Columbia crypto box

Don Davis don at mit.edu
Mon Feb 10 21:16:00 EST 2003


Bill Frantz writes:
>>>  * Fast key setup (Forget tossing the 256 bytes of key
>>>    stream. The designers weren't crypto engineers. 
>>>    Personally, I'd toss the first 1024.)

Steven M. Bellovin wrote:
>> There may be a cryptographically sound reason to
>> discard that much, but it's not without cost.

Bill Frantz wrote:
> The reason I would discard so much is that when I did some
> statistics on RC4 output, I kept getting distribution lumps
> out to about 1024.  They made me worry about what someone
> who knew what were doing could do.

See:

   Ilya Mironov (Stanford), (Not So) Random Shuffles of RC4
   Advances in Cryptology - CRYPTO 2002 Proceedings,
   ed. by Moti Yung.  Springer LNCS 2242, 2002. pp. 304-319.

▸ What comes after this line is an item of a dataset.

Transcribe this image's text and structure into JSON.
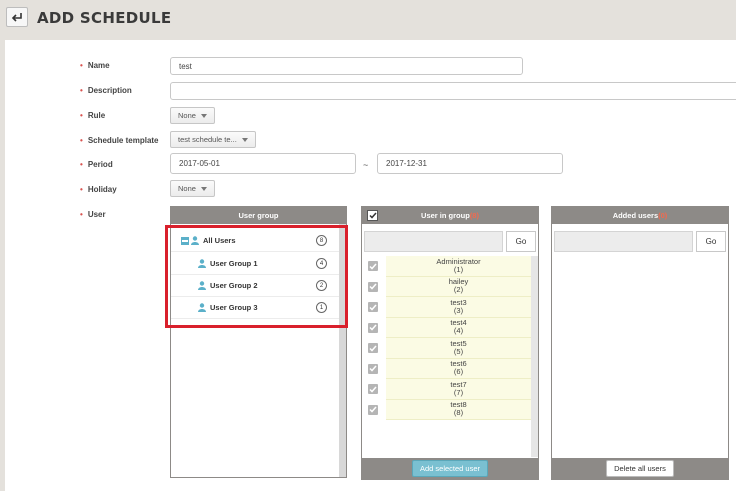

   http://crypto.stanford.edu/~mironov/papers/rc4full.pdf

Abstract. Most guidelines for implementation of the RC4
stream cipher recommend discarding the first 256 bytes
of its output. This recommendation is based on the
empirical fact that known attacks can either cryptanalyze
RC4 starting at any point, or become harmless after these
initial bytes are dumped. The motivation for this paper
is to find a conservative estimate for the number of bytes
that should be discarded in order to be safe. To this end
we propose an idealized model of RC4 and analyze it apply-
ing the theory of random shuffes. Based on our analysis
of the model we recommend dumping at least 512 bytes.
...
7 Conclusion
We identified a weakness in RC4 stemming from an
imperfect shuffing algorithm used in the key scheduling
phase and the pseudo-random number generator. The
weakness is noticeable in the first byte but does not
disappear until at least the third or the fourth pass
(512 or 768 bytes away from the beginning of the
output). ... Our most conservative recommendation ...
means that discarding the initial 12 * 256 bytes most
likely eliminates the possibility of a strong attack.
Dumping several times more than 256 bytes from the
output stream (twice or three times this number)
appears to be just as reasonable a precaution. We
recommend doing so in most applications.